Ce qui l’a vraiment intéressé, comme point de départ de l’écriture du roman, c’est comment une décision somme toute anodine des parents – envoyer ses enfants dans une colonie de vacances – peut être interprétée de l’angle de l’enfant. «Ce qui m’a passionné, c’est de rester dans l’angle de l’enfant, par rapport aux autres, par rapport aux adultes, à sa sœur, à son frère, aux moniteurs. Et d’arriver à ce que cet enfant ne s’exprime pas comme un bébé, mais qu’on sente, même si son expression était ciselée – parce que chaque mot comptait sur un thème aussi sensible – que ses mots venaient du petit garçon.»

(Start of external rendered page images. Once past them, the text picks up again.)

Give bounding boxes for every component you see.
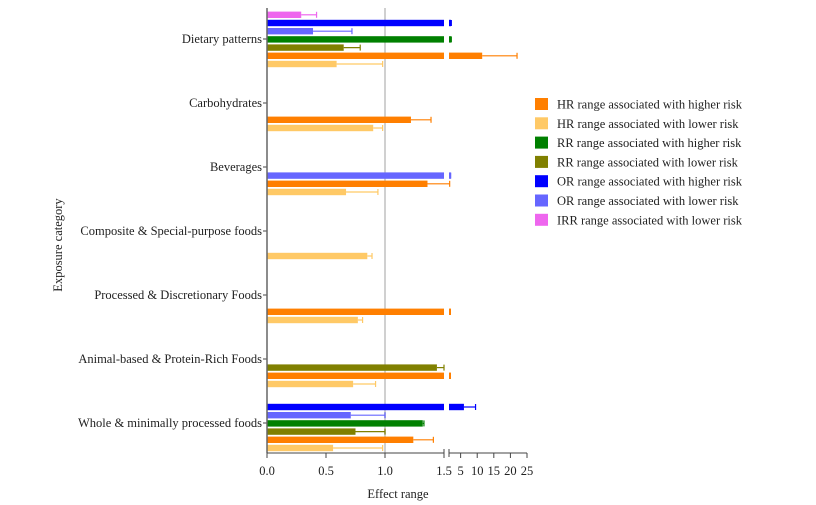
bar-extension	[449, 53, 482, 59]
x-tick-label: 0.0	[259, 464, 275, 478]
category-label: Composite & Special-purpose foods	[80, 224, 262, 238]
bar	[267, 420, 423, 426]
bar-HRh	[267, 309, 451, 315]
category-label: Animal-based & Protein-Rich Foods	[78, 352, 262, 366]
bar	[267, 53, 444, 59]
legend-swatch	[535, 195, 548, 207]
bar-ORl	[267, 172, 451, 178]
x-tick-label: 10	[471, 464, 484, 478]
x-tick-label: 5	[457, 464, 463, 478]
bar	[267, 117, 411, 123]
bar-HRl	[267, 125, 383, 131]
legend-swatch	[535, 214, 548, 226]
bar	[267, 428, 356, 434]
bar-HRh	[267, 117, 431, 123]
x-tick-label: 0.5	[318, 464, 334, 478]
legend-entry: OR range associated with higher risk	[557, 175, 743, 189]
legend-entry: RR range associated with lower risk	[557, 155, 739, 169]
bar	[267, 12, 301, 18]
bar	[267, 364, 437, 370]
bar-ORh	[267, 404, 476, 410]
x-tick-label: 20	[504, 464, 517, 478]
bar-extension	[449, 404, 464, 410]
category-label: Carbohydrates	[189, 96, 262, 110]
x-tick-label: 25	[521, 464, 534, 478]
legend-swatch	[535, 98, 548, 110]
bar-HRl	[267, 253, 372, 259]
legend-entry: RR range associated with higher risk	[557, 136, 742, 150]
bar	[267, 61, 337, 67]
x-tick-label: 1.0	[377, 464, 393, 478]
bar	[267, 125, 373, 131]
bar	[267, 404, 444, 410]
bar	[267, 437, 413, 443]
bar	[267, 28, 313, 34]
legend-swatch	[535, 137, 548, 149]
bar-ORh	[267, 20, 451, 26]
bar-RRh	[267, 420, 424, 426]
bar	[267, 309, 444, 315]
legend: HR range associated with higher risk HR r…	[535, 98, 743, 228]
legend-entry: HR range associated with lower risk	[557, 117, 739, 131]
bar-HRh	[267, 437, 433, 443]
legend-entry: IRR range associated with lower risk	[557, 213, 743, 227]
bar	[267, 381, 353, 387]
bar	[267, 373, 444, 379]
bar	[267, 445, 333, 451]
bar-HRh	[267, 181, 450, 187]
bar	[267, 181, 427, 187]
bar	[267, 172, 444, 178]
legend-swatch	[535, 117, 548, 129]
y-axis-label: Exposure category	[51, 198, 65, 292]
bar-HRl	[267, 445, 383, 451]
bar-ORl	[267, 28, 352, 34]
bar	[267, 44, 344, 50]
bar-HRh	[267, 373, 451, 379]
bar-RRl	[267, 428, 385, 434]
legend-swatch	[535, 175, 548, 187]
category-label: Beverages	[210, 160, 262, 174]
bar	[267, 412, 351, 418]
bar-RRl	[267, 44, 360, 50]
bar	[267, 20, 444, 26]
bar-ORl	[267, 412, 385, 418]
bar	[267, 253, 367, 259]
bar-IRRl	[267, 12, 317, 18]
bar-HRl	[267, 317, 363, 323]
x-axis-label: Effect range	[367, 487, 429, 501]
bar-HRh	[267, 53, 517, 59]
bar-RRh	[267, 36, 451, 42]
bar-HRl	[267, 381, 376, 387]
bar-HRl	[267, 189, 378, 195]
category-label: Processed & Discretionary Foods	[94, 288, 262, 302]
bar	[267, 317, 358, 323]
legend-swatch	[535, 156, 548, 168]
bar-HRl	[267, 61, 383, 67]
category-label: Whole & minimally processed foods	[78, 416, 262, 430]
bar	[267, 36, 444, 42]
bar-RRl	[267, 364, 444, 370]
legend-entry: OR range associated with lower risk	[557, 194, 739, 208]
bars	[267, 12, 517, 452]
x-tick-label: 1.5	[436, 464, 452, 478]
x-tick-label: 15	[488, 464, 501, 478]
bar	[267, 189, 346, 195]
legend-entry: HR range associated with higher risk	[557, 98, 743, 112]
category-label: Dietary patterns	[182, 32, 262, 46]
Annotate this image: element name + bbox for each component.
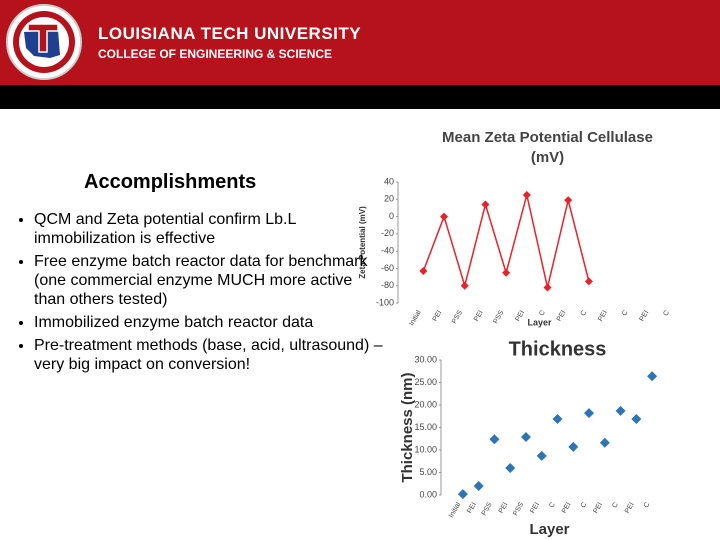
x-tick-label: PEI [597,309,609,322]
bullet: QCM and Zeta potential confirm Lb.L immo… [34,210,384,248]
marker [631,413,642,424]
y-tick-label: -40 [381,246,394,256]
y-tick-label: 30.00 [414,354,437,364]
x-tick-label: C [538,309,547,317]
x-tick-label: C [621,309,630,317]
y-tick-label: -60 [381,263,394,273]
x-tick-label: Initial [448,501,462,519]
x-axis-label: Layer [529,521,569,538]
x-tick-label: PEI [556,309,568,322]
marker [615,405,626,416]
y-tick-label: -20 [381,228,394,238]
marker [473,481,484,491]
x-tick-label: PEI [529,501,541,514]
y-tick-label: 10.00 [414,444,437,454]
x-axis-label: Layer [527,317,552,327]
x-tick-label: PSS [481,501,494,517]
x-tick-label: C [662,309,671,317]
marker [489,434,500,445]
x-tick-label: PEI [473,309,485,322]
logo [6,4,82,80]
y-tick-label: 5.00 [419,467,437,477]
y-tick-label: -80 [381,280,394,290]
section-title: Accomplishments [84,171,257,193]
marker [536,450,547,461]
marker [440,212,449,221]
y-tick-label: -100 [376,297,394,307]
marker [522,190,531,199]
x-tick-label: PEI [592,501,604,514]
marker [584,277,593,286]
y-tick-label: 20 [384,194,394,204]
x-tick-label: C [580,309,589,317]
x-tick-label: C [580,501,589,509]
chart-title: Thickness [509,338,607,360]
title-line: Mean Zeta Potential Cellulase [442,129,653,146]
y-tick-label: 25.00 [414,377,437,387]
y-axis-label: Thickness (nm) [399,372,416,482]
marker [568,441,579,452]
y-tick-label: 0 [389,211,394,221]
header-subtitle: COLLEGE OF ENGINEERING & SCIENCE [98,47,333,61]
header-title: LOUISIANA TECH UNIVERSITY [98,24,362,43]
chart-title: Mean Zeta Potential Cellulase (mV) [442,129,653,166]
x-tick-label: C [611,501,620,509]
x-tick-label: PEI [466,501,478,514]
marker [505,463,516,473]
y-tick-label: 20.00 [414,399,437,409]
x-tick-label: PEI [624,501,636,514]
y-tick-label: 40 [384,176,394,186]
marker [520,431,531,442]
marker [564,196,573,205]
x-tick-label: PEI [514,309,526,322]
header: LOUISIANA TECH UNIVERSITY COLLEGE OF ENG… [0,0,720,85]
x-tick-label: C [643,501,652,509]
x-tick-label: PEI [639,309,651,322]
marker [552,413,563,424]
header-bar [0,85,720,109]
y-axis-label: Zeta Potential (mV) [358,206,367,279]
marker [502,268,511,277]
marker [543,283,552,292]
x-tick-label: PSS [451,309,464,325]
marker [419,267,428,276]
title-line: (mV) [531,149,564,166]
bullet: Immobilized enzyme batch reactor data [34,313,384,332]
x-tick-label: PEI [561,501,573,514]
marker [457,489,468,500]
x-tick-label: PEI [498,501,510,514]
bullet: Free enzyme batch reactor data for bench… [34,252,384,309]
x-tick-label: PEI [432,309,444,322]
marker [460,281,469,290]
y-tick-label: 15.00 [414,422,437,432]
x-tick-label: PSS [512,501,525,517]
x-tick-label: Initial [408,309,422,327]
x-tick-label: PSS [492,309,505,325]
x-tick-label: C [548,501,557,509]
marker [647,371,658,382]
marker [481,200,490,209]
marker [584,408,595,419]
bullet-list: QCM and Zeta potential confirm Lb.L immo… [6,210,384,378]
bullet: Pre-treatment methods (base, acid, ultra… [34,336,384,374]
y-tick-label: 0.00 [419,489,437,499]
marker [599,437,610,448]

Des situations telles qu’il les décrit sont certainement arrivées pour vrai. «C’est sûr, je vous le garantis», dit-il. La portée de ce qu’il dénonce a été énorme en Europe. «Je savais que j’abordais un thème très difficile et je voulais l’aborder avec pudeur, si possible avec poésie. Pour moi, c’est tout sauf un livre sur la pédophilie. C’est un livre sur la mémoire, cette mémoire difficile de la prime enfance, qui n’est pas vraiment accessible, sur l’enfance et sur la résilience.»

Les contes défaits d’Oscar Lalo est en nomination pour le prix littéraire Québec-France, Marie-Claire Blais 2018.